Я придам строфам классический вид, поскольку это стихи, с размером и рифмой. Начинается с анапеста, переходит в ябм с облегчённой стопой и ещё во что-то, поскольку неважно. Это джаз, а в джазе всё можно. Джаз как символ свободы чёрного народа от мёртвых скелетов косного мышления приземлённо-бескрылых ретроградов. Джаз как апофеоз безумной жажды летать. Джаз как последняя песнь песней. Песня взлетает ввысь и мечется между небом и землёй. Между холодным растерянным небом и уставшей пустой землёй, захламлённой нашими хрупкими костями. Мечется в поисках мечты, зажатая между любовью и ненавистью, ищет себя, своё место и бьёт крыльями, сметая мусор повседневности, заполняя собой пространство, объединяя собою небеса и землю, примиряя их между собой. Боль рождения в этом стихотворении. Мучительный поиск, джазовая импровизация, тянущая душу и влекущая за собой. Очень эмоционально - о глубоком, о философии восприятия, о поиске себя и смысле жизни, о хрупкой незащищённости этой самой жизни. Ощущение высокого накала души поэта - и способности этот накал выдержать.

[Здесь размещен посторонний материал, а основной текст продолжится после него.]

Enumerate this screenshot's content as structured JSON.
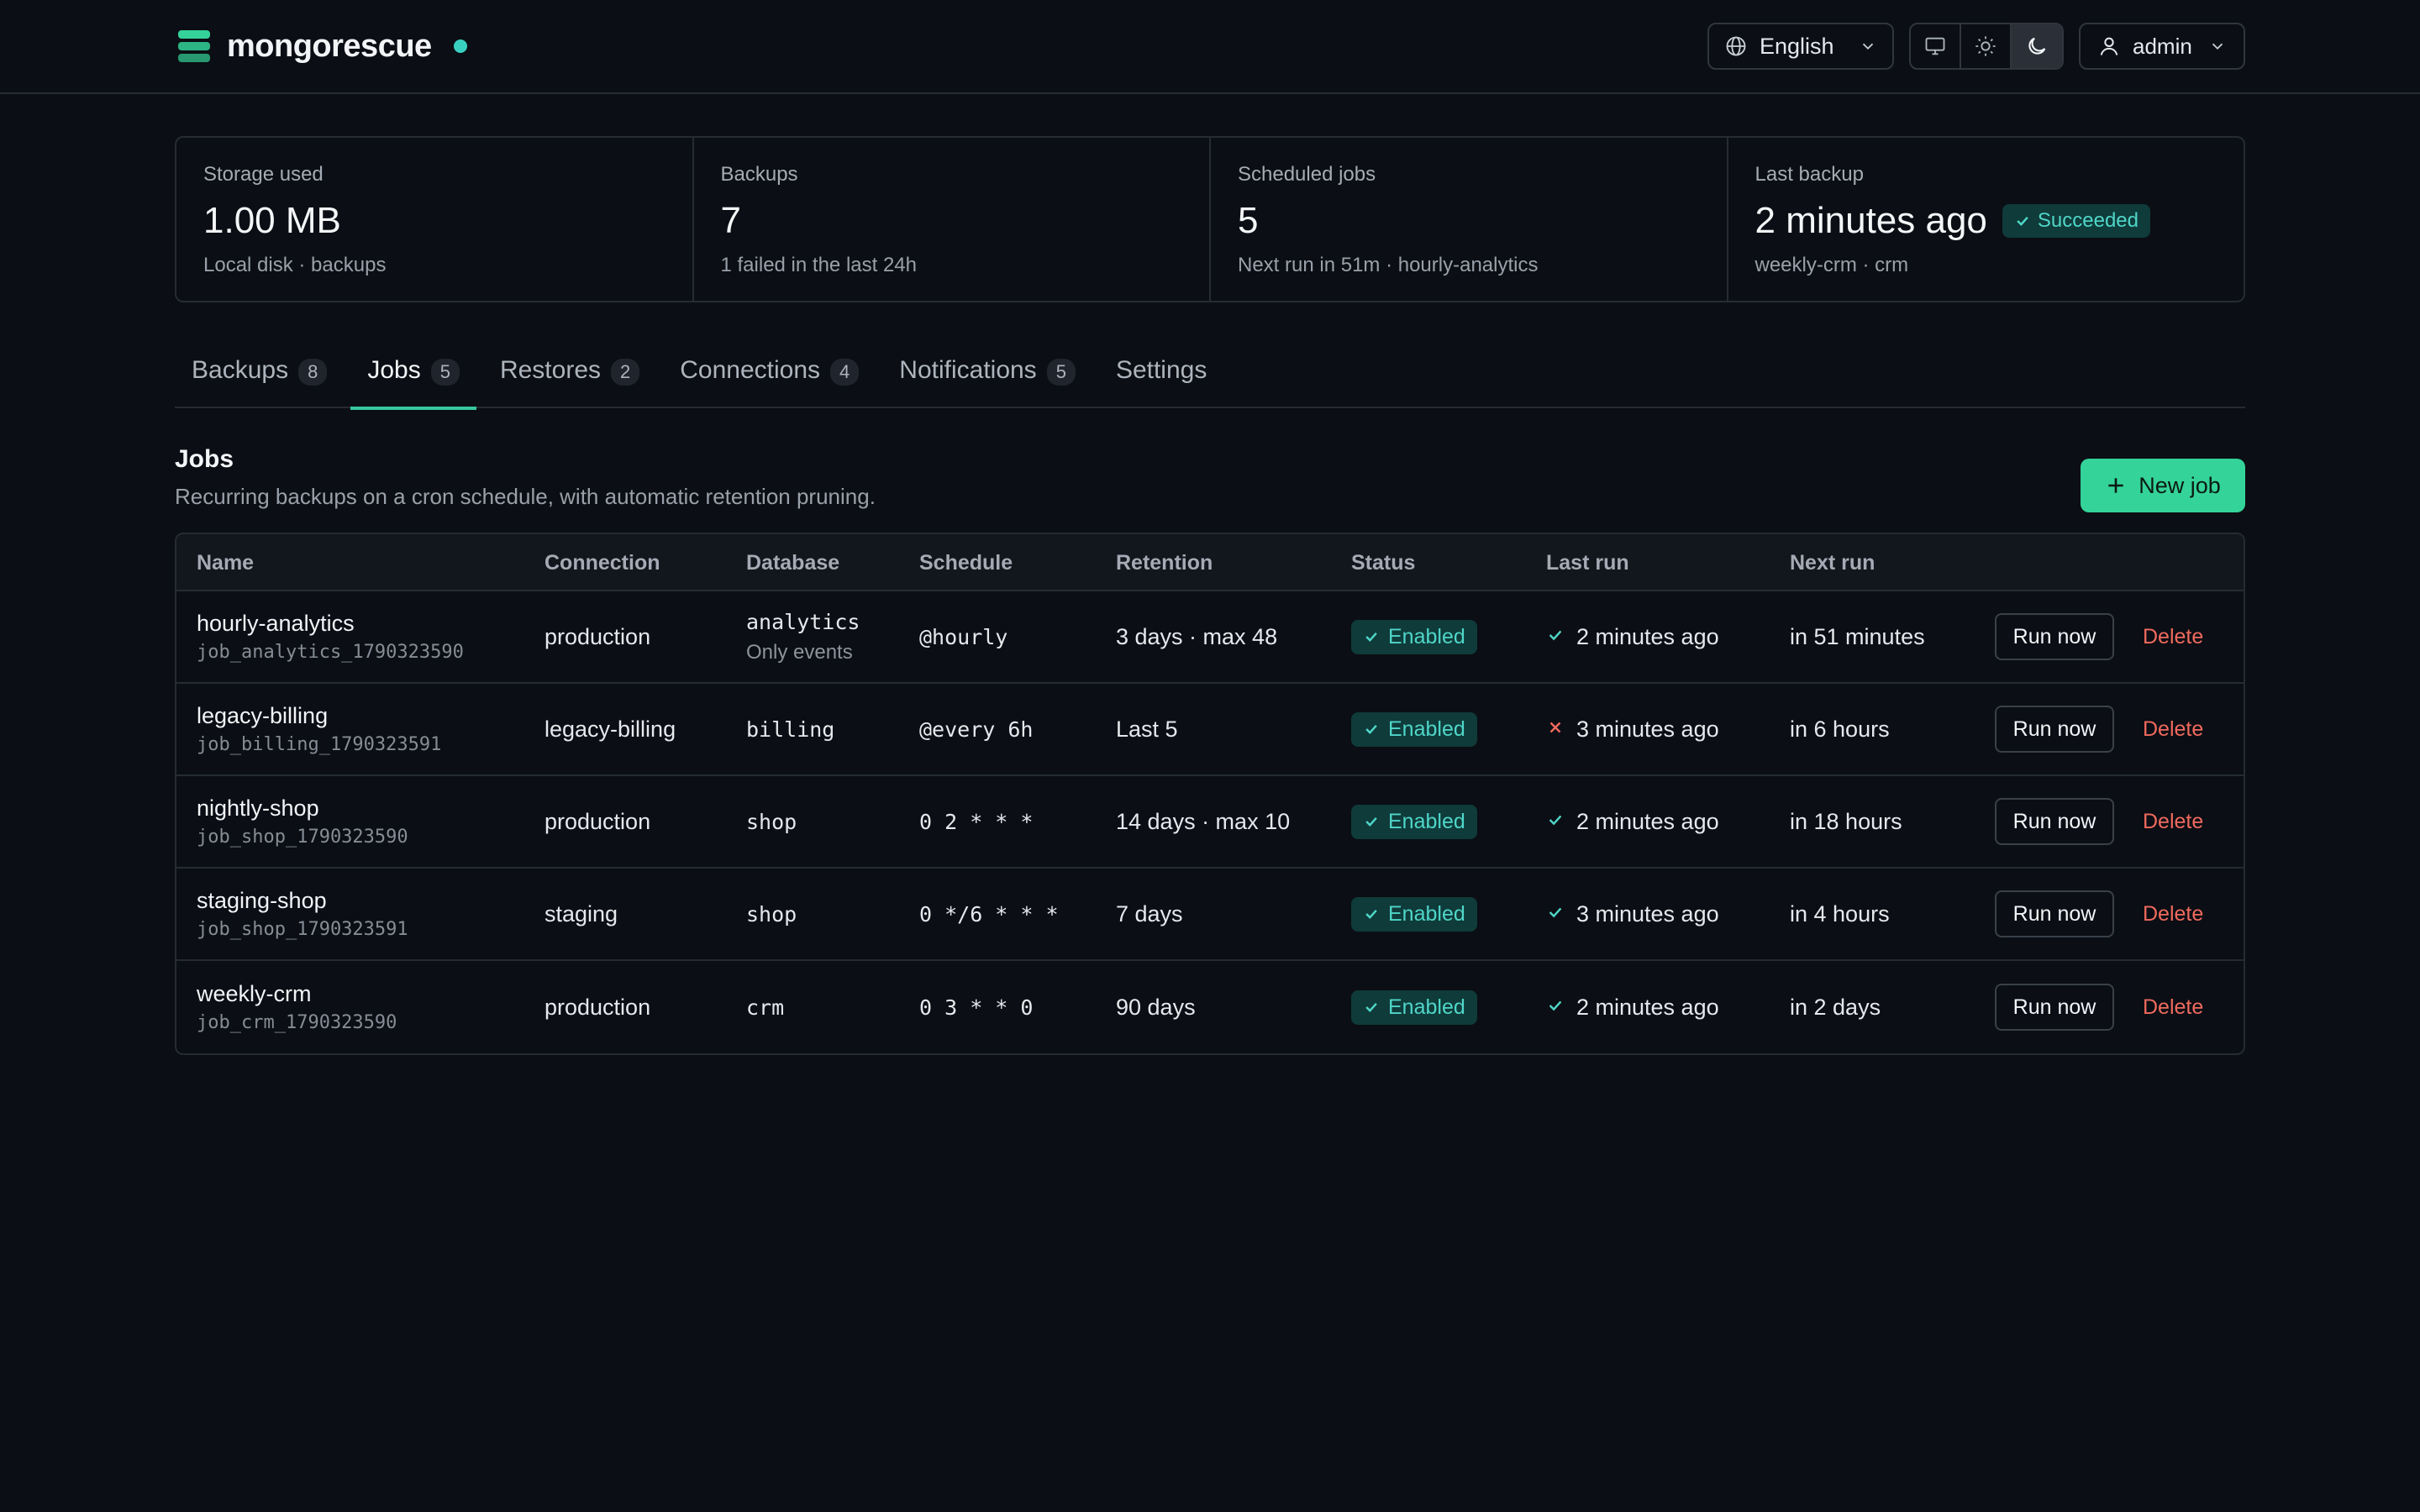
{
  "app": {
    "name": "mongorescue"
  },
  "header": {
    "language": "English",
    "theme_options": [
      "system-icon",
      "sun-icon",
      "moon-icon"
    ],
    "theme_active": "dark",
    "user": "admin"
  },
  "stats": [
    {
      "label": "Storage used",
      "value": "1.00 MB",
      "sub": "Local disk · backups"
    },
    {
      "label": "Backups",
      "value": "7",
      "sub": "1 failed in the last 24h"
    },
    {
      "label": "Scheduled jobs",
      "value": "5",
      "sub": "Next run in 51m · hourly-analytics"
    },
    {
      "label": "Last backup",
      "value": "2 minutes ago",
      "badge": "Succeeded",
      "sub": "weekly-crm · crm"
    }
  ],
  "tabs": [
    {
      "label": "Backups",
      "count": "8"
    },
    {
      "label": "Jobs",
      "count": "5"
    },
    {
      "label": "Restores",
      "count": "2"
    },
    {
      "label": "Connections",
      "count": "4"
    },
    {
      "label": "Notifications",
      "count": "5"
    },
    {
      "label": "Settings",
      "count": ""
    }
  ],
  "active_tab": "Jobs",
  "section": {
    "title": "Jobs",
    "subtitle": "Recurring backups on a cron schedule, with automatic retention pruning.",
    "new_button": "New job"
  },
  "table": {
    "columns": [
      "Name",
      "Connection",
      "Database",
      "Schedule",
      "Retention",
      "Status",
      "Last run",
      "Next run"
    ],
    "run_label": "Run now",
    "delete_label": "Delete",
    "rows": [
      {
        "name": "hourly-analytics",
        "id": "job_analytics_1790323590",
        "connection": "production",
        "database": "analytics",
        "db_note": "Only events",
        "schedule": "@hourly",
        "retention": "3 days · max 48",
        "status": "Enabled",
        "last_run": "2 minutes ago",
        "last_ok": true,
        "next_run": "in 51 minutes"
      },
      {
        "name": "legacy-billing",
        "id": "job_billing_1790323591",
        "connection": "legacy-billing",
        "database": "billing",
        "db_note": "",
        "schedule": "@every 6h",
        "retention": "Last 5",
        "status": "Enabled",
        "last_run": "3 minutes ago",
        "last_ok": false,
        "next_run": "in 6 hours"
      },
      {
        "name": "nightly-shop",
        "id": "job_shop_1790323590",
        "connection": "production",
        "database": "shop",
        "db_note": "",
        "schedule": "0 2 * * *",
        "retention": "14 days · max 10",
        "status": "Enabled",
        "last_run": "2 minutes ago",
        "last_ok": true,
        "next_run": "in 18 hours"
      },
      {
        "name": "staging-shop",
        "id": "job_shop_1790323591",
        "connection": "staging",
        "database": "shop",
        "db_note": "",
        "schedule": "0 */6 * * *",
        "retention": "7 days",
        "status": "Enabled",
        "last_run": "3 minutes ago",
        "last_ok": true,
        "next_run": "in 4 hours"
      },
      {
        "name": "weekly-crm",
        "id": "job_crm_1790323590",
        "connection": "production",
        "database": "crm",
        "db_note": "",
        "schedule": "0 3 * * 0",
        "retention": "90 days",
        "status": "Enabled",
        "last_run": "2 minutes ago",
        "last_ok": true,
        "next_run": "in 2 days"
      }
    ]
  },
  "colors": {
    "accent": "#34d399",
    "teal": "#4fd6c8",
    "danger": "#f06a5e",
    "background": "#0b0e14"
  }
}
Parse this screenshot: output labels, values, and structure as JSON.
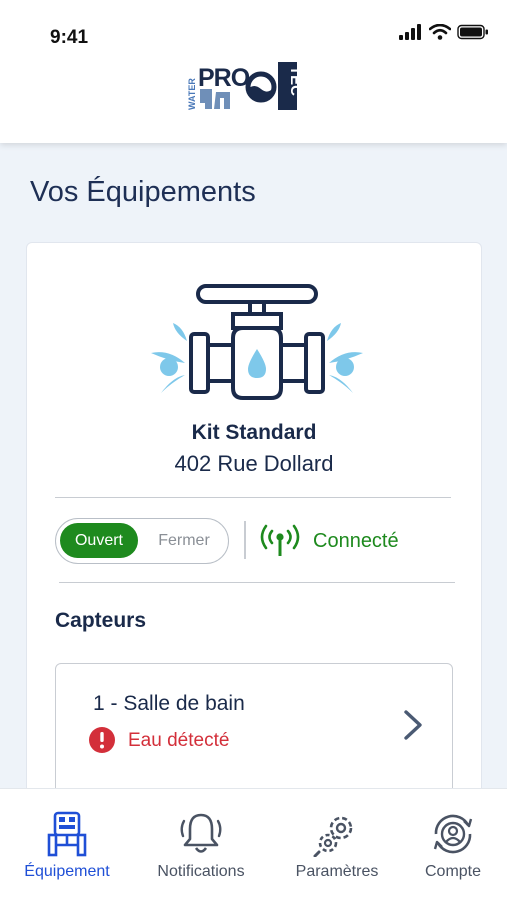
{
  "status_bar": {
    "time": "9:41"
  },
  "brand": {
    "water": "WATER",
    "pro": "PRO",
    "tec": "TEC"
  },
  "page": {
    "title": "Vos Équipements"
  },
  "equipment": {
    "kit_name": "Kit Standard",
    "address": "402 Rue Dollard",
    "valve_toggle": {
      "on_label": "Ouvert",
      "off_label": "Fermer",
      "state": "Ouvert"
    },
    "connection_status": "Connecté"
  },
  "sensors": {
    "title": "Capteurs",
    "items": [
      {
        "name": "1 - Salle de bain",
        "status": "Eau détecté"
      }
    ]
  },
  "tabbar": {
    "items": [
      {
        "label": "Équipement",
        "icon": "equipment-icon",
        "active": true
      },
      {
        "label": "Notifications",
        "icon": "bell-icon",
        "active": false
      },
      {
        "label": "Paramètres",
        "icon": "gears-icon",
        "active": false
      },
      {
        "label": "Compte",
        "icon": "account-icon",
        "active": false
      }
    ]
  },
  "colors": {
    "primary": "#1a2a4a",
    "accent": "#1f4fd6",
    "success": "#1e8a1e",
    "danger": "#d32f3a",
    "water": "#7ec8ea"
  }
}
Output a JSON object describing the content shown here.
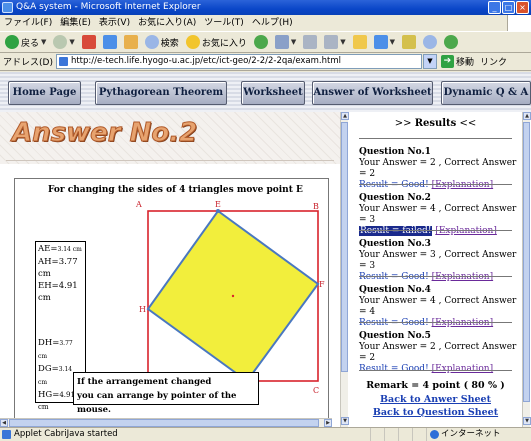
{
  "window": {
    "title": "Q&A system - Microsoft Internet Explorer"
  },
  "menu": [
    "ファイル(F)",
    "編集(E)",
    "表示(V)",
    "お気に入り(A)",
    "ツール(T)",
    "ヘルプ(H)"
  ],
  "toolbar": {
    "back": "戻る",
    "search": "検索",
    "favorites": "お気に入り"
  },
  "address": {
    "label": "アドレス(D)",
    "url": "http://e-tech.life.hyogo-u.ac.jp/etc/ict-geo/2-2/2-2qa/exam.html",
    "go": "移動",
    "links": "リンク"
  },
  "nav": [
    "Home Page",
    "Pythagorean Theorem",
    "Worksheet",
    "Answer of Worksheet",
    "Dynamic Q & A"
  ],
  "banner": {
    "title": "Answer No.2"
  },
  "applet": {
    "instruction": "For changing the sides of 4 triangles move point E",
    "vertices": {
      "A": "A",
      "B": "B",
      "C": "C",
      "D": "D",
      "E": "E",
      "F": "F",
      "G": "G",
      "H": "H"
    },
    "values_top": [
      {
        "name": "AE=",
        "value": "3.14 cm"
      },
      {
        "name": "AH=",
        "value": "3.77 cm"
      },
      {
        "name": "EH=",
        "value": "4.91 cm"
      }
    ],
    "values_bottom": [
      {
        "name": "DH=",
        "value": "3.77 cm"
      },
      {
        "name": "DG=",
        "value": "3.14 cm"
      },
      {
        "name": "HG=",
        "value": "4.91 cm"
      }
    ],
    "note": [
      "If the arrangement changed",
      "you can arrange by pointer of the mouse."
    ],
    "colors": {
      "square_frame": "#d9232c",
      "inner_fill": "#f2ee3c",
      "inner_stroke": "#4a78c0"
    }
  },
  "results": {
    "title_prefix": ">> ",
    "title": "Results",
    "title_suffix": " <<",
    "questions": [
      {
        "title": "Question No.1",
        "answer": "Your Answer = 2 , Correct Answer = 2",
        "result": "Result = Good!",
        "failed": false,
        "explanation": "[Explanation]"
      },
      {
        "title": "Question No.2",
        "answer": "Your Answer = 4 , Correct Answer = 3",
        "result": "Result = failed!",
        "failed": true,
        "explanation": "[Explanation]"
      },
      {
        "title": "Question No.3",
        "answer": "Your Answer = 3 , Correct Answer = 3",
        "result": "Result = Good!",
        "failed": false,
        "explanation": "[Explanation]"
      },
      {
        "title": "Question No.4",
        "answer": "Your Answer = 4 , Correct Answer = 4",
        "result": "Result = Good!",
        "failed": false,
        "explanation": "[Explanation]"
      },
      {
        "title": "Question No.5",
        "answer": "Your Answer = 2 , Correct Answer = 2",
        "result": "Result = Good!",
        "failed": false,
        "explanation": "[Explanation]"
      }
    ],
    "remark": "Remark = 4 point ( 80 % )",
    "back_answer": "Back to Anwer Sheet",
    "back_question": "Back to Question Sheet"
  },
  "status": {
    "text": "Applet CabriJava started",
    "zone": "インターネット"
  }
}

Образ мелодии, приходящей с чёрного винила, танцующей на костях (образ подсказан полу-подпольными записями музыки на рентгеновских снимках). Образ Земли, как огромного винилового диска с записанной на нём мелодией. Образ Земли, как рентгеновского снимка, хранящего изображение костей всех, кто когда-то прошёл по ней. Филигранное переплетение образов создаёт и персонифицирует картину Смерти, танцующей под джазовую мелодию. Холод обречённости. Хочется быть приземлённо-бескрылым, перестать бунтовать, стать законопослушным... но ведь это бы убило танец? получается, что танец смерти - и есть жизнь.
Никогда ещё не было небо так близко, так ярко, так странно, так незачем больше. Тебя ненавидеть и грезить тобой же, и слушать мелодию с чёрного диска Земли, что лежит граммофонным винилом на мёртвых скелетах гигантских дельфинов, и джаз на костях заполняет глубины, и хочется быть приземлённо-бескрылым.
Ни о чём не жалеть, потому что действительно не о чем. Рентгенограммам не больно. Бунт против себя не готовить подпольно, а место в партере занять, словно зритель законопослушный и небезбилетный. Простить тебя, небо — найти в себе силы простить тебе то, что ты мне не простило мой джаз на костях, обнажённых и бледных.
На последнем свидании с небом решиться, обнять, протереть с него пыльные капли, бродить по Земле, наступая на грабли, и видеть на лицах пустые глазницы. Последняя альтернативная нежность звучит, заполняя молчание джазом на тонких запястьях последнего раза, на хрупких конечностях слова «конечно».